There are probably a few reasons why I agreed. The first and main one was a general softening in me towards the Jewish community of Cape Town after the way From Koe’siestes to Kneidlach was received here. It was a great success. Our play was understood, appreciated and enjoyed. The second was that I had agreed to be in conversation with someone, who then wanted to do their own thing, and I think the inclusion of me in the programme as a speaker in my own right was an afterthought. I knew. My body told me that this was true and I didn’t listen. And the third was, ever since Tali’s Wedding Diary I have been getting genuinely kind recognition from many Jewish Capetonians (and South Africans) for my tiny cameo in it. I thought I may have developed a little traction. And also, I always want to share my knowledge. I love talking about the stuff I do.

I Ubered to the festival. Shafiek was nervous as he stopped to let me out. Suspicious glances from the guards outside the Jewish museum gate turned to recognition once I climbed out and waved him on. I got my presenter’s pack, dashed inside and joined a packed and rapt audience in a warm seminar room for Stephen Sidley’s talk on Science, Jazz and Stories. Then, in the same space I listened to Lisa Chait in conversation with my old friend and hero Mark Gevisser. Then I went downstairs to find out where the Book Lounge venue was for me to present my interactive ‘workshop’ on scriptwriting.
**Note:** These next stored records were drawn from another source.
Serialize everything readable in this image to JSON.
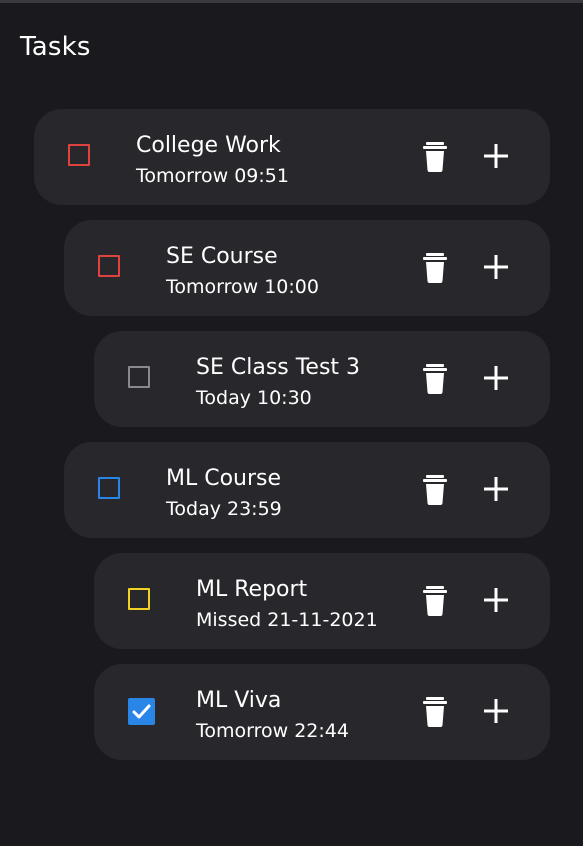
{
  "header": {
    "title": "Tasks"
  },
  "colors": {
    "background": "#1a1a1e",
    "card": "#27272c",
    "priority_high": "#e0433d",
    "priority_none": "#8a8a8e",
    "priority_medium": "#2a86e6",
    "priority_low": "#f2d224",
    "checked": "#2a86e6"
  },
  "tasks": [
    {
      "name": "College Work",
      "due": "Tomorrow 09:51",
      "level": 0,
      "checkbox_color": "#e0433d",
      "checked": false,
      "delete_icon": "trash-icon",
      "add_icon": "plus-icon"
    },
    {
      "name": "SE Course",
      "due": "Tomorrow 10:00",
      "level": 1,
      "checkbox_color": "#e0433d",
      "checked": false,
      "delete_icon": "trash-icon",
      "add_icon": "plus-icon"
    },
    {
      "name": "SE Class Test 3",
      "due": "Today 10:30",
      "level": 2,
      "checkbox_color": "#8a8a8e",
      "checked": false,
      "delete_icon": "trash-icon",
      "add_icon": "plus-icon"
    },
    {
      "name": "ML Course",
      "due": "Today 23:59",
      "level": 1,
      "checkbox_color": "#2a86e6",
      "checked": false,
      "delete_icon": "trash-icon",
      "add_icon": "plus-icon"
    },
    {
      "name": "ML Report",
      "due": "Missed 21-11-2021",
      "level": 2,
      "checkbox_color": "#f2d224",
      "checked": false,
      "delete_icon": "trash-icon",
      "add_icon": "plus-icon"
    },
    {
      "name": "ML Viva",
      "due": "Tomorrow 22:44",
      "level": 2,
      "checkbox_color": "#2a86e6",
      "checked": true,
      "delete_icon": "trash-icon",
      "add_icon": "plus-icon"
    }
  ]
}
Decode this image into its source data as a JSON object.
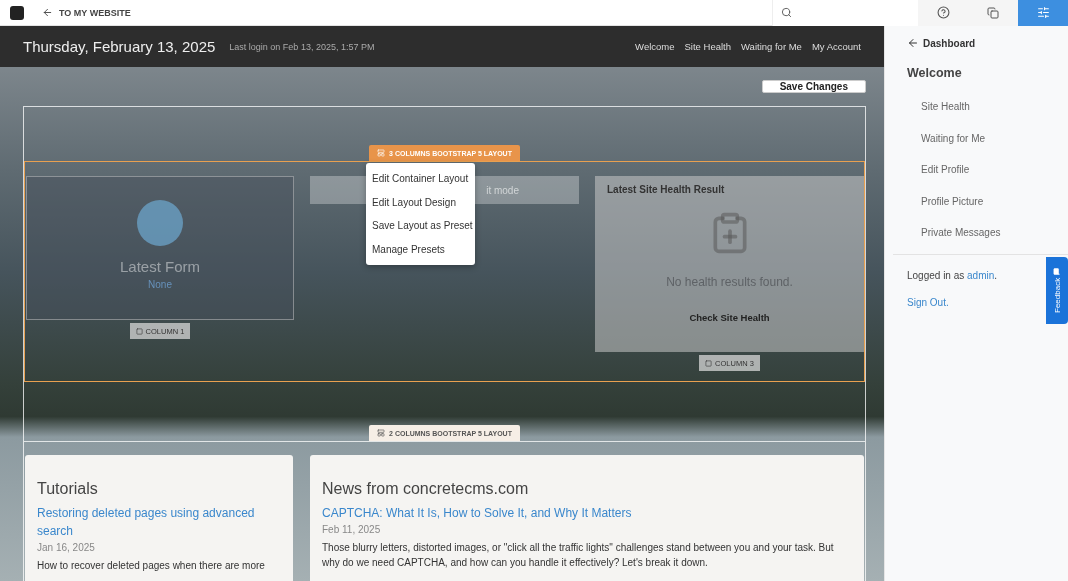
{
  "toolbar": {
    "back_link": "TO MY WEBSITE",
    "buttons": [
      {
        "kind": "help",
        "selected": false
      },
      {
        "kind": "pages",
        "selected": false
      },
      {
        "kind": "settings",
        "selected": true
      }
    ]
  },
  "header": {
    "date": "Thursday, February 13, 2025",
    "last_login": "Last login on Feb 13, 2025, 1:57 PM",
    "nav": [
      "Welcome",
      "Site Health",
      "Waiting for Me",
      "My Account"
    ]
  },
  "save_button": "Save Changes",
  "layout_1": {
    "label": "3 COLUMNS BOOTSTRAP 5 LAYOUT",
    "menu": [
      "Edit Container Layout",
      "Edit Layout Design",
      "Save Layout as Preset",
      "Manage Presets"
    ],
    "columns": [
      {
        "kind": "form",
        "title": "Latest Form",
        "link": "None",
        "tag": "COLUMN 1"
      },
      {
        "kind": "note",
        "text": "it mode"
      },
      {
        "kind": "health",
        "title": "Latest Site Health Result",
        "message": "No health results found.",
        "button": "Check Site Health",
        "tag": "COLUMN 3"
      }
    ]
  },
  "layout_2": {
    "label": "2 COLUMNS BOOTSTRAP 5 LAYOUT",
    "cards": [
      {
        "title": "Tutorials",
        "link": "Restoring deleted pages using advanced search",
        "date": "Jan 16, 2025",
        "text": "How to recover deleted pages when there are more"
      },
      {
        "title": "News from concretecms.com",
        "link": "CAPTCHA: What It Is, How to Solve It, and Why It Matters",
        "date": "Feb 11, 2025",
        "text": "Those blurry letters, distorted images, or \"click all the traffic lights\" challenges stand between you and your task. But why do we need CAPTCHA, and how can you handle it effectively? Let's break it down."
      }
    ]
  },
  "sidebar": {
    "back": "Dashboard",
    "heading": "Welcome",
    "items": [
      "Site Health",
      "Waiting for Me",
      "Edit Profile",
      "Profile Picture",
      "Private Messages"
    ],
    "logged_in": "Logged in as",
    "user": "admin",
    "after_user": ".",
    "sign_out": "Sign Out.",
    "feedback": "Feedback"
  }
}
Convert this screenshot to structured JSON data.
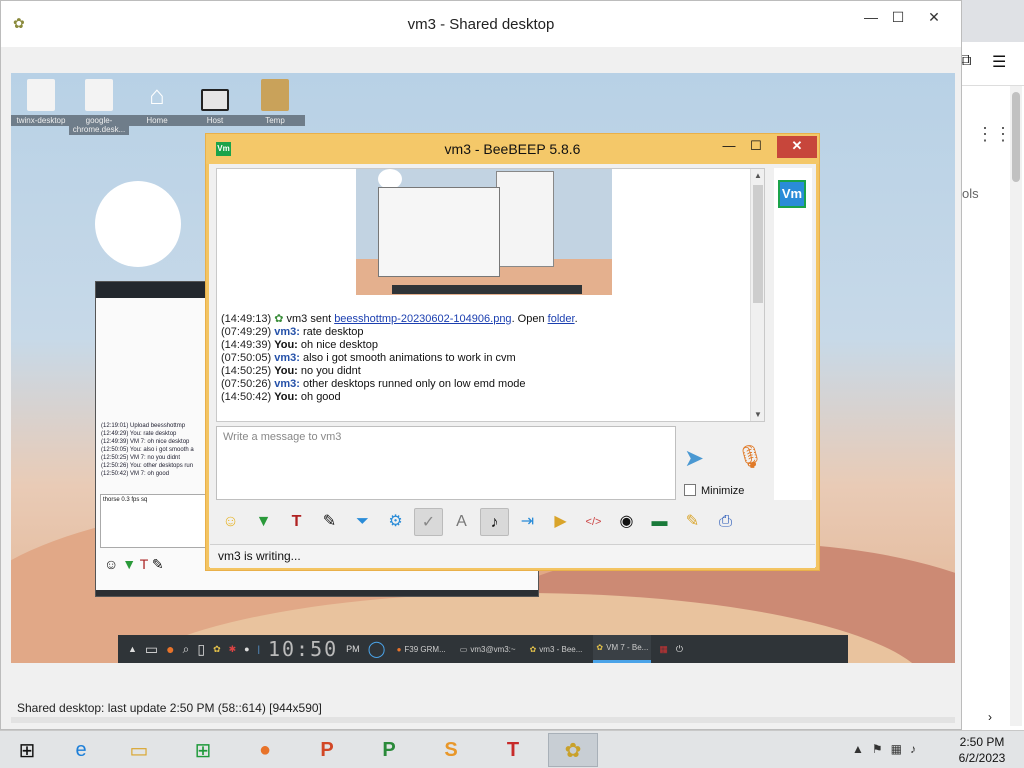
{
  "outer_window": {
    "title": "vm3 - Shared desktop",
    "status": "Shared desktop: last update 2:50 PM (58::614) [944x590]",
    "controls": {
      "minimize": "—",
      "maximize": "☐",
      "close": "✕"
    }
  },
  "background_browser": {
    "partial_text": "ols"
  },
  "remote_desktop": {
    "icons": [
      {
        "label": "twinx-desktop"
      },
      {
        "label": "google-chrome.desk..."
      },
      {
        "label": "Home"
      },
      {
        "label": "Host"
      },
      {
        "label": "Temp"
      }
    ],
    "small_window": {
      "chat_lines": [
        "(12:19:01) Upload beesshottmp",
        "(12:49:29) You: rate desktop",
        "(12:49:39) VM 7: oh nice desktop",
        "(12:50:05) You: also i got smooth a",
        "(12:50:25) VM 7: no you didnt",
        "(12:50:26) You: other desktops run",
        "(12:50:42) VM 7: oh good"
      ],
      "input_text": "thorse 0.3 fps sq"
    },
    "dock": {
      "clock": "10:50",
      "clock_suffix": "PM",
      "tasks": [
        {
          "label": "F39 GRM..."
        },
        {
          "label": "vm3@vm3:~"
        },
        {
          "label": "vm3 - Bee..."
        },
        {
          "label": "VM 7 - Be...",
          "active": true
        }
      ]
    }
  },
  "chat_window": {
    "title": "vm3 - BeeBEEP 5.8.6",
    "title_icon": "Vm",
    "controls": {
      "minimize": "—",
      "maximize": "☐",
      "close": "✕"
    },
    "messages": [
      {
        "time": "(14:49:13)",
        "who": "",
        "pre": " vm3 sent ",
        "link": "beesshottmp-20230602-104906.png",
        "mid": ". Open ",
        "link2": "folder",
        "post": "."
      },
      {
        "time": "(07:49:29)",
        "who": "vm3:",
        "text": " rate desktop"
      },
      {
        "time": "(14:49:39)",
        "who": "You:",
        "text": " oh nice desktop"
      },
      {
        "time": "(07:50:05)",
        "who": "vm3:",
        "text": " also i got smooth animations to work in cvm"
      },
      {
        "time": "(14:50:25)",
        "who": "You:",
        "text": " no you didnt"
      },
      {
        "time": "(07:50:26)",
        "who": "vm3:",
        "text": " other desktops runned only on low emd mode"
      },
      {
        "time": "(14:50:42)",
        "who": "You:",
        "text": " oh good"
      }
    ],
    "input_placeholder": "Write a message to vm3",
    "minimize_label": "Minimize",
    "status": "vm3 is writing...",
    "user_avatar": "Vm",
    "toolbar_icons": [
      "emoji-icon",
      "arrow-down-icon",
      "text-format-icon",
      "pen-icon",
      "filter-icon",
      "gears-icon",
      "spellcheck-icon",
      "font-icon",
      "music-note-icon",
      "file-send-icon",
      "folder-send-icon",
      "code-icon",
      "camera-icon",
      "screen-share-icon",
      "notes-icon",
      "save-icon"
    ]
  },
  "taskbar": {
    "apps": [
      "windows-start-icon",
      "internet-explorer-icon",
      "file-explorer-icon",
      "store-icon",
      "firefox-icon",
      "powerpoint-icon",
      "publisher-icon",
      "sway-icon",
      "t-app-icon",
      "beebeep-icon"
    ],
    "time": "2:50 PM",
    "date": "6/2/2023"
  }
}
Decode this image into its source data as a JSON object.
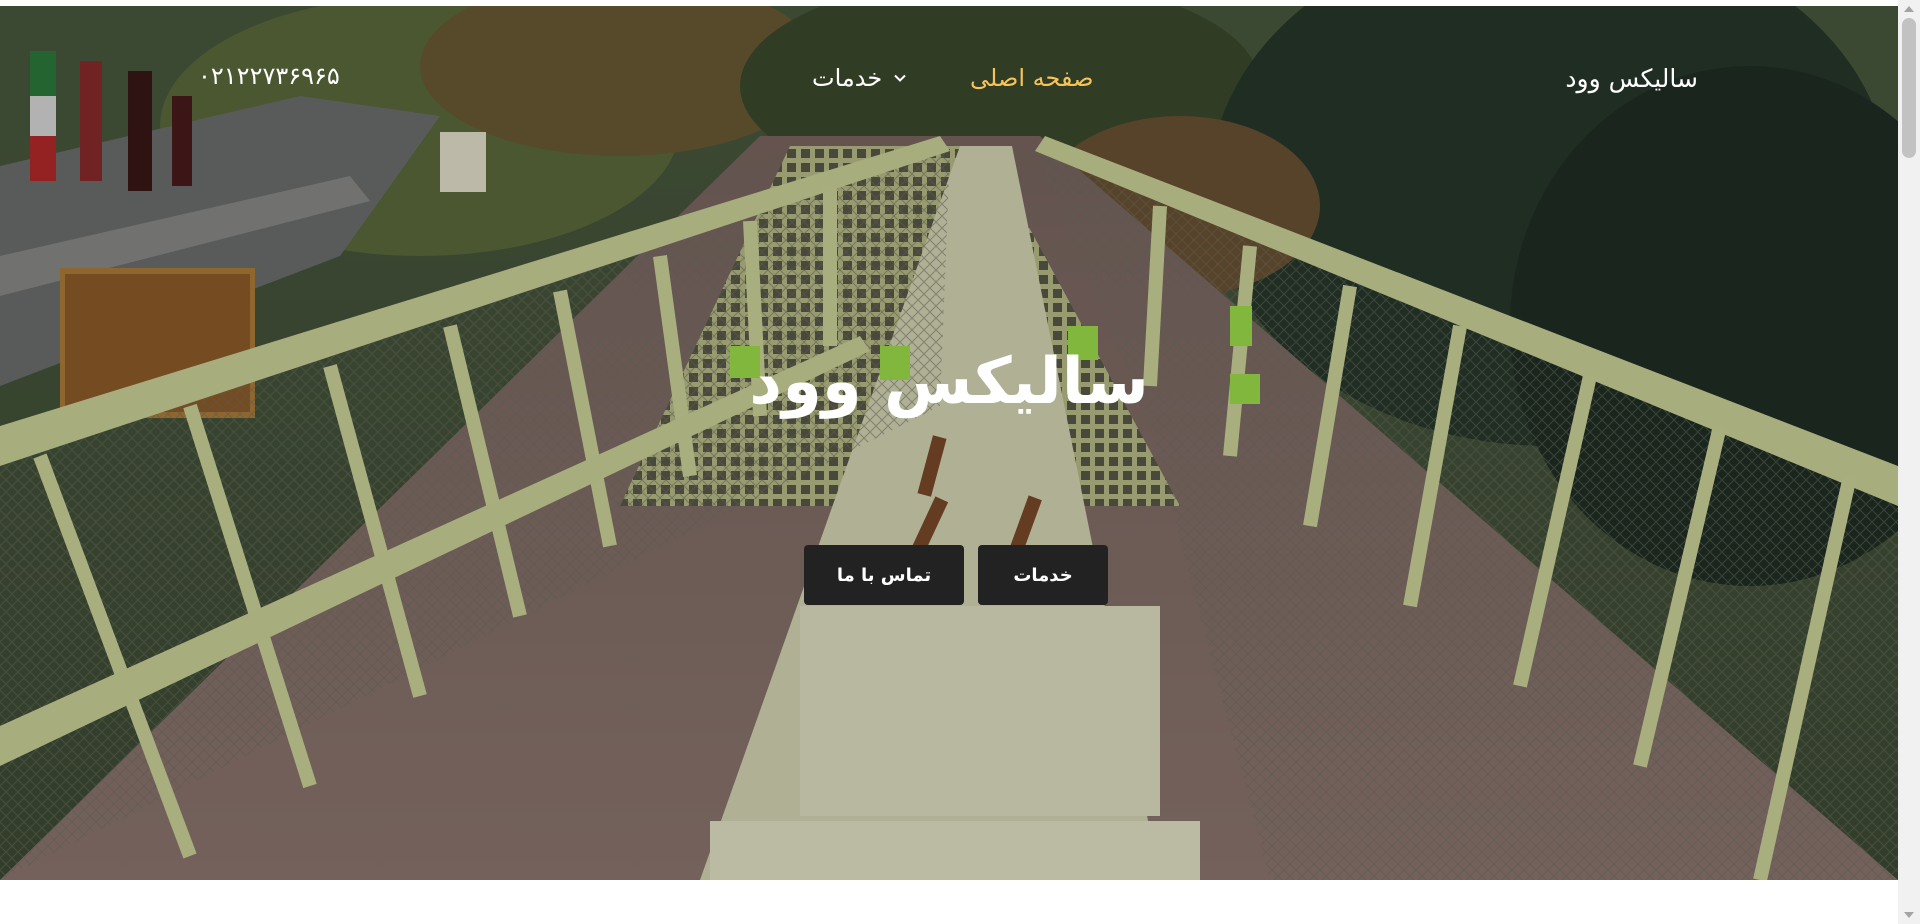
{
  "header": {
    "brand": "سالیکس وود",
    "nav": {
      "home": "صفحه اصلی",
      "services": "خدمات",
      "services_icon": "chevron-down-icon"
    },
    "phone": "۰۲۱۲۲۷۳۶۹۶۵"
  },
  "hero": {
    "title": "سالیکس وود",
    "buttons": {
      "services": "خدمات",
      "contact": "تماس با ما"
    },
    "background": "pedestrian-bridge-photo"
  },
  "colors": {
    "nav_active": "#f6c35b",
    "button_bg": "#222222",
    "text": "#ffffff"
  }
}
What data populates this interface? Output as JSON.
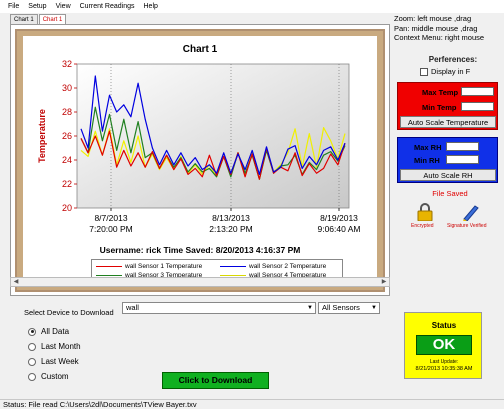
{
  "menu": [
    "File",
    "Setup",
    "View",
    "Current Readings",
    "Help"
  ],
  "tabs": [
    "Chart 1",
    "Chart 1"
  ],
  "hints": [
    "Zoom: left mouse ,drag",
    "Pan: middle mouse ,drag",
    "Context Menu: right mouse"
  ],
  "prefs": {
    "title": "Perferences:",
    "display_f": "Display in F"
  },
  "temp_box": {
    "max_label": "Max Temp",
    "min_label": "Min Temp",
    "button": "Auto Scale Temperature",
    "color": "#f00000"
  },
  "rh_box": {
    "max_label": "Max RH",
    "min_label": "Min RH",
    "button": "Auto Scale RH",
    "color": "#1030e8"
  },
  "file_saved": "File Saved",
  "icons": {
    "encrypted_label": "Encrypted",
    "verified_label": "Signature Verified"
  },
  "chart": {
    "title": "Chart 1",
    "ylabel": "Temperature",
    "user_line": "Username: rick  Time Saved: 8/20/2013 4:16:37 PM",
    "yticks": [
      "32",
      "30",
      "28",
      "26",
      "24",
      "22",
      "20"
    ],
    "xticks": [
      {
        "date": "8/7/2013",
        "time": "7:20:00 PM"
      },
      {
        "date": "8/13/2013",
        "time": "2:13:20 PM"
      },
      {
        "date": "8/19/2013",
        "time": "9:06:40 AM"
      }
    ],
    "legend": [
      {
        "name": "wall Sensor 1 Temperature",
        "color": "#e00000"
      },
      {
        "name": "wall Sensor 2 Temperature",
        "color": "#0000e0"
      },
      {
        "name": "wall Sensor 3 Temperature",
        "color": "#208020"
      },
      {
        "name": "wall Sensor 4 Temperature",
        "color": "#f0f000"
      }
    ]
  },
  "chart_data": {
    "type": "line",
    "title": "Chart 1",
    "ylabel": "Temperature",
    "ylim": [
      20,
      32
    ],
    "x_start": "8/5/2013",
    "x_ticks": [
      "8/7/2013 7:20:00 PM",
      "8/13/2013 2:13:20 PM",
      "8/19/2013 9:06:40 AM"
    ],
    "grid": "vertical dashed",
    "legend_position": "bottom",
    "series": [
      {
        "name": "wall Sensor 1 Temperature",
        "color": "#e00000",
        "values": [
          25.8,
          24.6,
          26.0,
          24.4,
          26.4,
          23.4,
          24.8,
          23.5,
          24.6,
          23.4,
          24.7,
          23.3,
          24.4,
          23.2,
          24.1,
          22.8,
          23.3,
          22.6,
          24.4,
          22.7,
          24.3,
          22.8,
          24.6,
          22.6,
          24.5,
          22.4,
          25.0,
          22.9,
          23.4,
          23.1,
          24.6,
          22.7,
          23.7,
          22.9,
          23.3,
          24.5,
          23.6,
          25.4
        ]
      },
      {
        "name": "wall Sensor 2 Temperature",
        "color": "#0000e0",
        "values": [
          26.6,
          25.0,
          31.0,
          26.4,
          29.4,
          28.0,
          28.6,
          27.6,
          30.4,
          27.4,
          25.0,
          23.6,
          24.8,
          23.6,
          24.6,
          23.5,
          24.2,
          23.2,
          23.6,
          22.9,
          24.6,
          22.9,
          24.5,
          23.2,
          24.8,
          22.8,
          25.1,
          23.0,
          23.4,
          24.9,
          25.2,
          23.3,
          24.3,
          23.6,
          24.8,
          25.1,
          24.0,
          25.4
        ]
      },
      {
        "name": "wall Sensor 3 Temperature",
        "color": "#208020",
        "values": [
          25.8,
          24.6,
          28.4,
          25.6,
          27.8,
          24.8,
          27.4,
          24.6,
          27.2,
          24.2,
          24.6,
          23.3,
          24.4,
          23.4,
          24.2,
          23.0,
          23.7,
          23.0,
          23.3,
          22.6,
          24.3,
          22.6,
          24.6,
          22.9,
          24.4,
          22.4,
          24.8,
          22.9,
          23.5,
          23.6,
          24.4,
          22.8,
          23.8,
          23.2,
          24.4,
          24.7,
          23.9,
          25.2
        ]
      },
      {
        "name": "wall Sensor 4 Temperature",
        "color": "#f0f000",
        "values": [
          24.8,
          24.3,
          26.4,
          24.4,
          26.6,
          23.6,
          25.6,
          23.8,
          26.0,
          23.4,
          24.5,
          23.2,
          24.2,
          23.2,
          24.3,
          22.9,
          23.6,
          22.8,
          23.6,
          22.6,
          24.3,
          22.7,
          24.6,
          22.8,
          24.6,
          22.4,
          24.9,
          23.0,
          23.6,
          24.6,
          26.6,
          23.4,
          26.2,
          23.4,
          26.7,
          25.6,
          24.1,
          26.2
        ]
      }
    ]
  },
  "download": {
    "select_label": "Select Device to Download",
    "device": "wall",
    "sensors": "All Sensors",
    "radios": [
      {
        "label": "All Data",
        "selected": true
      },
      {
        "label": "Last Month",
        "selected": false
      },
      {
        "label": "Last Week",
        "selected": false
      },
      {
        "label": "Custom",
        "selected": false
      }
    ],
    "button": "Click to Download"
  },
  "status_box": {
    "title": "Status",
    "ok": "OK",
    "last_update_label": "Last Update:",
    "last_update": "8/21/2013 10:35:38 AM"
  },
  "statusbar": "Status:  File read C:\\Users\\2dl\\Documents\\TView Bayer.txv"
}
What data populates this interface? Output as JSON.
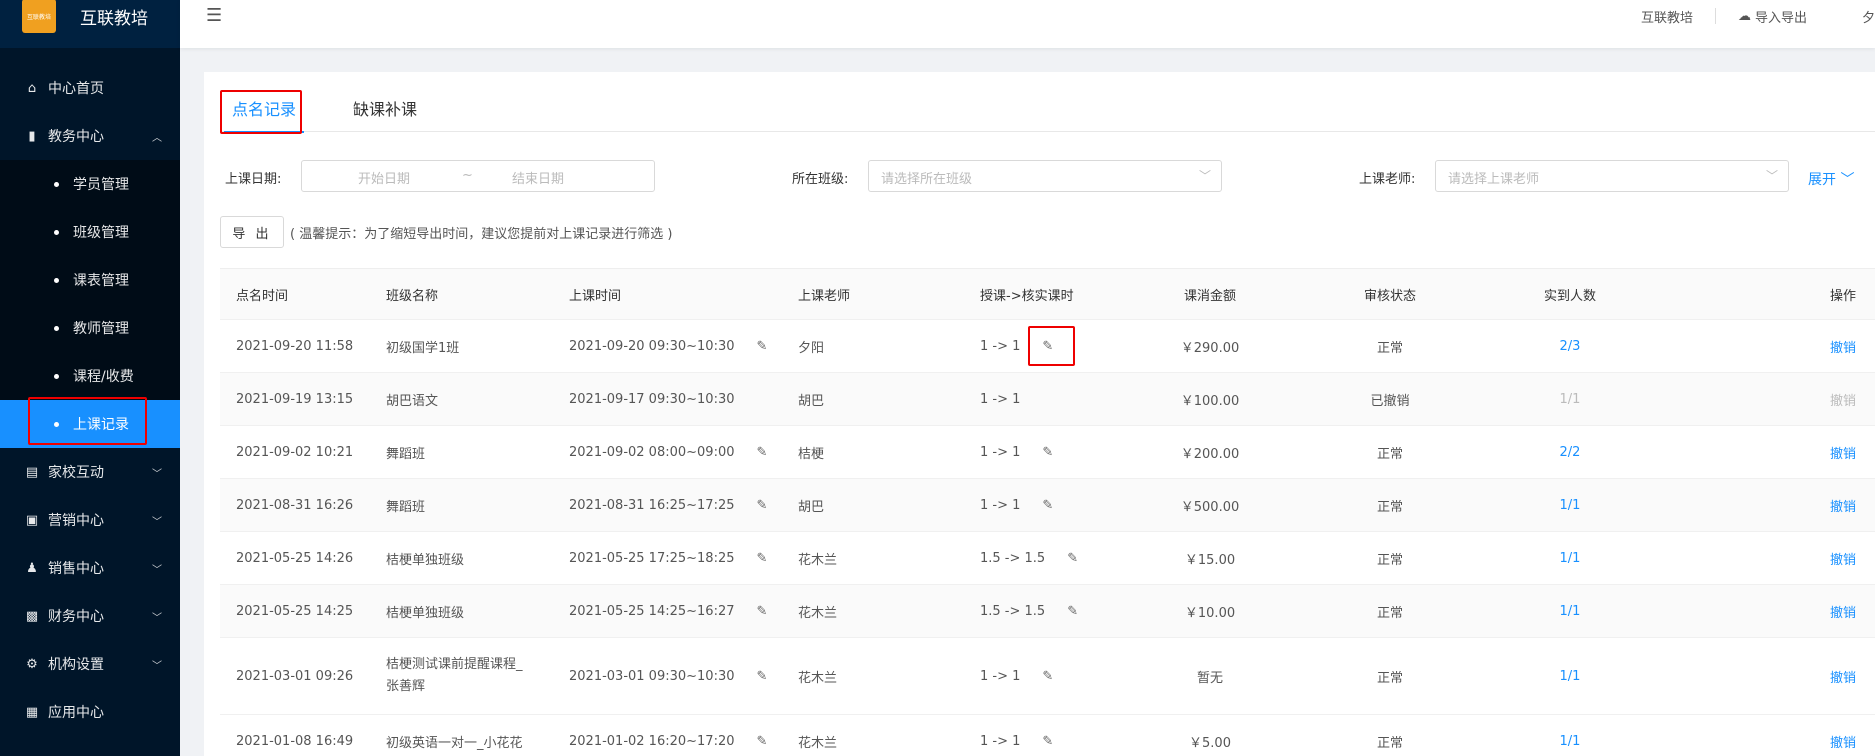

Baffled by the poor woman on a microphone who was struggling to read to an audience in the main outside thoroughfare, I made my way to the info table to find out where the venue was. That was it. I was going to be running my session there, in that main thoroughfare. At lunch time. It is fair to say I lost my shit. A main organiser tried to tell me that the space was perfect. A volunteer was dismantled. A woman was trying to run a mindfulness session while people ate their lunch wraps and ordered coffee.

Phillip Todres (and a few others) saw me at my hysterical worst and jumped in to help me. At last my venue was changed to a boardroom that had been reserved for the slightly bigger kids. I cleaned up the room, removed tomato saucy plates and sweet wrappers, piled paper and pencils into heaps on the table and then ran my interactive workshop. For 6 people. Husband and son of an organiser, my cousin, two teenage girls and a man who wasn’t sure he was in the right place.

It was clear that Henry, the man, had been sent by the gods. He needed my workshop and I needed him. The other five were sweet and kind and cooperative, and I do hope they got something out of it, but I don’t know.

I wanted to stay and listen to Gus Silber. I wanted to hear Sugar Segerman (whose wife kicked in to high gear to help me while I sobbed). But my roast vegetable wrap got lodged in my throat and I couldn’t swallow. Alan Glass tried to lighten my burden with jokes but I couldn’t. I came home with my tail firmly between my legs.

Did I bring this onto myself? Am I delusional and hysterical when I believe I need better consideration? Why is this struggle with this particular community always so fraught for me?

And then there is the self loathing. I was the only one who made a fuss. Who refused to do it there. I watched others suffer, but they pushed through with greater fortitude than I, a performer who should have been able to, was even prepared to try.